Hi @tarruda , I am not 100% sure I understand your question. This repo is 3.5 Flash's midtrain checkpoint, which means it has not gone through SFT or RL. The performance is expected to be lower than the final version (published in Feb). In addition, we will release SFT data soon. With the SFT data users can reproduce a model whose performance is much closer to the final version we published. The reason we release these checkpoints and data is to give back to the community and academia for reproducibility and ease customization. E.g., someone can mix their own SFT data for a given domain with our SFT data, to get a model similar to our published final version while have a given aspect enhanced.
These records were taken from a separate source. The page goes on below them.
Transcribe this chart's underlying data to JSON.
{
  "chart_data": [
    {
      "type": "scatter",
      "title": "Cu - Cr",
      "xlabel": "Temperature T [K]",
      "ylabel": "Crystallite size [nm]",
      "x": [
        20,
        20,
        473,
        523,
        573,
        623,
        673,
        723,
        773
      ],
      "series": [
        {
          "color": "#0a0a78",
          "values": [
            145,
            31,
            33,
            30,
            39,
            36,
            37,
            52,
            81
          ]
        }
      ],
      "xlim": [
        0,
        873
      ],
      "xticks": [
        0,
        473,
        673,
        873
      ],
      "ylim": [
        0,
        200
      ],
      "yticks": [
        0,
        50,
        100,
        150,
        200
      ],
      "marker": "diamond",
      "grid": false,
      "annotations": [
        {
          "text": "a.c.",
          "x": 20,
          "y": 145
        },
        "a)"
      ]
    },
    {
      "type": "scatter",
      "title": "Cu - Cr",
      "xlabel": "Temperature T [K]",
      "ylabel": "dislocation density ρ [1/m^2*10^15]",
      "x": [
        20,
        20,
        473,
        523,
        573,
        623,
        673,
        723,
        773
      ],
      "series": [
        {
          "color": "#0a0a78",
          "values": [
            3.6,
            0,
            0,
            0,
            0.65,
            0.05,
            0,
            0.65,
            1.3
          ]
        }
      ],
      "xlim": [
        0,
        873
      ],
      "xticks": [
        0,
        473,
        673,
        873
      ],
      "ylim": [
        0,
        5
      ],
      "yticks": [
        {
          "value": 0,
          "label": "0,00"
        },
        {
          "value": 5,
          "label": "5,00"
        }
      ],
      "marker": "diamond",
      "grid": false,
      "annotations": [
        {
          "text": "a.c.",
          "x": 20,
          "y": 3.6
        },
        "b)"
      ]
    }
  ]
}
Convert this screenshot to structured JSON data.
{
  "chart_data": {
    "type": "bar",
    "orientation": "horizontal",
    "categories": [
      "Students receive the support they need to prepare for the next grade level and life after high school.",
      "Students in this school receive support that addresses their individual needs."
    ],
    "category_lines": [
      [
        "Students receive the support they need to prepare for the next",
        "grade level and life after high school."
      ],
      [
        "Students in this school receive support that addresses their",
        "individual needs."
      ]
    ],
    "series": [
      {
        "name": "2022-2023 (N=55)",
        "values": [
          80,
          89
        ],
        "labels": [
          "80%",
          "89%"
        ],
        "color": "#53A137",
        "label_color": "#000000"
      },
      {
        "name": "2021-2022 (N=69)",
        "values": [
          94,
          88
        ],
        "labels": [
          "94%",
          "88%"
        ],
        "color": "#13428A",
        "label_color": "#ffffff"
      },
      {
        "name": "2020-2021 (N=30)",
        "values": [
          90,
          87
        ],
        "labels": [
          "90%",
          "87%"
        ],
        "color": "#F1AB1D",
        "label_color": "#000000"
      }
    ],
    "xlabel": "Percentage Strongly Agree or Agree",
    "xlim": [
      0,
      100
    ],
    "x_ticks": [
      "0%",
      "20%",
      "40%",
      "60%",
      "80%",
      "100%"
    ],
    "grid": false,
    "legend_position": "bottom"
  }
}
Regarding the comparison for quantization, I am sorry we did not run a very throughout evaluation for the 4-bit quantized variants. We only had a single sanity check :(
https://huggingface.co/stepfun-ai/Step-3.5-Flash-GGUF-Q4_K_S/discussions/9
Let me see whether we can get some resources to do that.
@bobzhuyb I think what he means is that we've been running the Llama.cpp 4bit quant for some time and it feels that it's better than the official version (at least the one accessible via OpenRouter) - no looping on reasoning among other things - and now he's also done a benchmark that confirms the results for that 4bit quant are better than the ones in your official reference sheet. Which probably means there's some bug in the Transformers / vLLM implementation that was fixed during the Llama.cpp port.
@bobzhuyb it was a mistake on my part. I saw the table and assumed the benchmarks were for the SFT version.
@ilintar TBH I did reproduce infinite looping with @ubergarm 's IQ4_XS, but only happened once (I don't recall which prompt I used). With @AesSedai version (which is even smaller) it still hasn't happened yet, and I've been using it a lot with pi coding agent. It has been working pretty much perfectly, I feel like for the first time I have a truly good local model for agentic coding.